THE MAN WHO PLAYED WITH FIRE

Stieg Larsson's Lost Files and the Hunt for an Assassin

by Jan Stocklassa ; translated by Tara F. Chace

Pub Date: Oct. 1st, 2019
ISBN: 978-1-5420-9293-7
Publisher: Amazon Crossing

A dense examination of a notorious political assassination, as initially sleuthed by popular crime novelist Stieg Larsson.
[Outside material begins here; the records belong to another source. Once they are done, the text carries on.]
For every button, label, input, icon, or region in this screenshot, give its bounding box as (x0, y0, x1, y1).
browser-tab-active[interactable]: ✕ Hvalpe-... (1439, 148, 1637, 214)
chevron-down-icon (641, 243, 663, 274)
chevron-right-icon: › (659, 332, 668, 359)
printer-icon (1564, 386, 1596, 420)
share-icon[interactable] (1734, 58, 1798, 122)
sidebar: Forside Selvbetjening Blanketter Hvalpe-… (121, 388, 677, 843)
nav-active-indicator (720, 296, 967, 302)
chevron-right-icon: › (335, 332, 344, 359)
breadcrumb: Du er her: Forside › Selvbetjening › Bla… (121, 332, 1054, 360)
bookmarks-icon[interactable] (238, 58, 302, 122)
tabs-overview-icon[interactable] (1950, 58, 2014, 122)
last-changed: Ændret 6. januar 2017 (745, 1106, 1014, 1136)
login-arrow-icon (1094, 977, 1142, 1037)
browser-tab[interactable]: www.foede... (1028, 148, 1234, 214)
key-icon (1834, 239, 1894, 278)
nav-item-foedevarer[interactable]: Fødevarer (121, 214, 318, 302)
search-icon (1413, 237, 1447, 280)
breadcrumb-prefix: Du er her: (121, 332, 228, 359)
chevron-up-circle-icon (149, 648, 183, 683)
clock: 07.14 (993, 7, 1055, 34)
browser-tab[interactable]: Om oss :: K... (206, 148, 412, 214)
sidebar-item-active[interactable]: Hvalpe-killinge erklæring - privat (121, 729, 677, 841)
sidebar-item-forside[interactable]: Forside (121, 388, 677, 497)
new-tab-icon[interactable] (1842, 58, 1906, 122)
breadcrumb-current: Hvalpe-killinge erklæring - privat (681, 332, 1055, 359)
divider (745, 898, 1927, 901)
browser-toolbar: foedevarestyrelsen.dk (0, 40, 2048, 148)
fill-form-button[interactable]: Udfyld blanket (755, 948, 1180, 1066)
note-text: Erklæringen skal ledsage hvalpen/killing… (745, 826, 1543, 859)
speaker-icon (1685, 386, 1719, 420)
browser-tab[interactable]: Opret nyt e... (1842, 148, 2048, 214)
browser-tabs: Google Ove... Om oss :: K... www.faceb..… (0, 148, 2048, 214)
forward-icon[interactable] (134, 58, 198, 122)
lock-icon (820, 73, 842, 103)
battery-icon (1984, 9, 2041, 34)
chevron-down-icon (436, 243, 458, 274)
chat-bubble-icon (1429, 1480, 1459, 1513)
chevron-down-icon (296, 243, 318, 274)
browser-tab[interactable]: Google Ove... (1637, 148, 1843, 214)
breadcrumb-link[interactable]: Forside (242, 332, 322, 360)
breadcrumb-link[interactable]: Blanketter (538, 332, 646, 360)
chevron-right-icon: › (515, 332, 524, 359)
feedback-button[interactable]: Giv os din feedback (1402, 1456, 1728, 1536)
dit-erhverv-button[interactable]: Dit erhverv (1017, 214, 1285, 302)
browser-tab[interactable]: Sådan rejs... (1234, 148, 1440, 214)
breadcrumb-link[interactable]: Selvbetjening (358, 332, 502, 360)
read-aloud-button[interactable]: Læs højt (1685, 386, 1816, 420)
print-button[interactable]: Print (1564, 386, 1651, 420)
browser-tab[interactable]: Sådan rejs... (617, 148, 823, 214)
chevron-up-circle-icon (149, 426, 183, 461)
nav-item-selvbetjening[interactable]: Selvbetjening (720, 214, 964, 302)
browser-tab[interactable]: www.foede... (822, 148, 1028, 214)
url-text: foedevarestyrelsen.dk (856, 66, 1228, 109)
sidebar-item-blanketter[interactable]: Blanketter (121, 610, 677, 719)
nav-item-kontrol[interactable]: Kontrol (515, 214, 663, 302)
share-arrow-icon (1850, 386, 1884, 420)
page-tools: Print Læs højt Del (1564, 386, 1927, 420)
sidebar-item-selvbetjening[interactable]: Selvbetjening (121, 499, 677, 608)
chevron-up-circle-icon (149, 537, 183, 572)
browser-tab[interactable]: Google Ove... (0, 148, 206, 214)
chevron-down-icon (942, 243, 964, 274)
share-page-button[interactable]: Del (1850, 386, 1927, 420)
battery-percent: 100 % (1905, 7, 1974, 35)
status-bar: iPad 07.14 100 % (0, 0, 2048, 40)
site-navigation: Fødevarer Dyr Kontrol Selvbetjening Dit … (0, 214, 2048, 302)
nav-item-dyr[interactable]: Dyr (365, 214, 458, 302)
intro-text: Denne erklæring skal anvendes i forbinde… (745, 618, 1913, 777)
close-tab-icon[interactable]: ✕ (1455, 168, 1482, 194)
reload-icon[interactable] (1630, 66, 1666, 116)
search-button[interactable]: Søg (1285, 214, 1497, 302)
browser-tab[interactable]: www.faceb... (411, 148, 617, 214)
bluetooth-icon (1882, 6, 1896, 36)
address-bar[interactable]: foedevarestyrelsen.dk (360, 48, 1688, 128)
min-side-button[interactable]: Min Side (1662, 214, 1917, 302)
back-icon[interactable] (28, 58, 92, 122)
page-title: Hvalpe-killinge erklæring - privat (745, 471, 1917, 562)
Swedish journalist Stocklassa’s meandering book has a convoluted backstory, beginning with the author’s access to the files of the Millennium trilogy author, who died in 2004. Prior to his literary career, Larsson was a prolific investigative journalist whose focus on the European extreme right led him to consider the unsolved 1986 assassination of Swedish Prime Minister Olof Palme. “After five years of research,” writes Stocklassa, “I found Stieg Larsson’s forgotten archives and stepped into a world of people and events that felt like they came right out of one of Stieg’s books.” Larsson’s correspondence and reportage, excerpted here, showed his distrust of official narratives, and he concluded that the chaotic initial investigation of Palme’s murder focused on either a lone, disturbed perpetrator or a Turkish insurgent group. This explanation elided the more likely scenario of a connection to Sweden’s far-right underground, in concert with South African security forces, who were irritated by Palme’s stance against the apartheid regime. Stocklassa initially imagines Larsson’s perspective on the increasingly opaque murder even as his literary career approached success right before his death: “A dream for many, but Stieg still wanted other things as well.” Stocklassa eagerly reanimated Larsson’s investigation, a pursuit that became “my obsession.” His efforts are credible and commendable, and he was able to speak to shady figures in South Africa and elsewhere, but the narrative wanders away from the initial sourcing in Larsson’s abandoned files. Stocklassa concludes with “a possible picture” of how the assassination occurred, “if, that is, Stieg’s theory was right.” However, he cannot fill in all the blanks, ruefully concluding, “like Stieg before me, I continue to tug on the strings that stick out from the ball of yarn that is the Palme assassination.” In making up for speculation, Stocklassa relies on an overly detailed, verbose, often digressive style.

A mostly engrossing but florid historical conspiracy, of most interest to Larsson fans.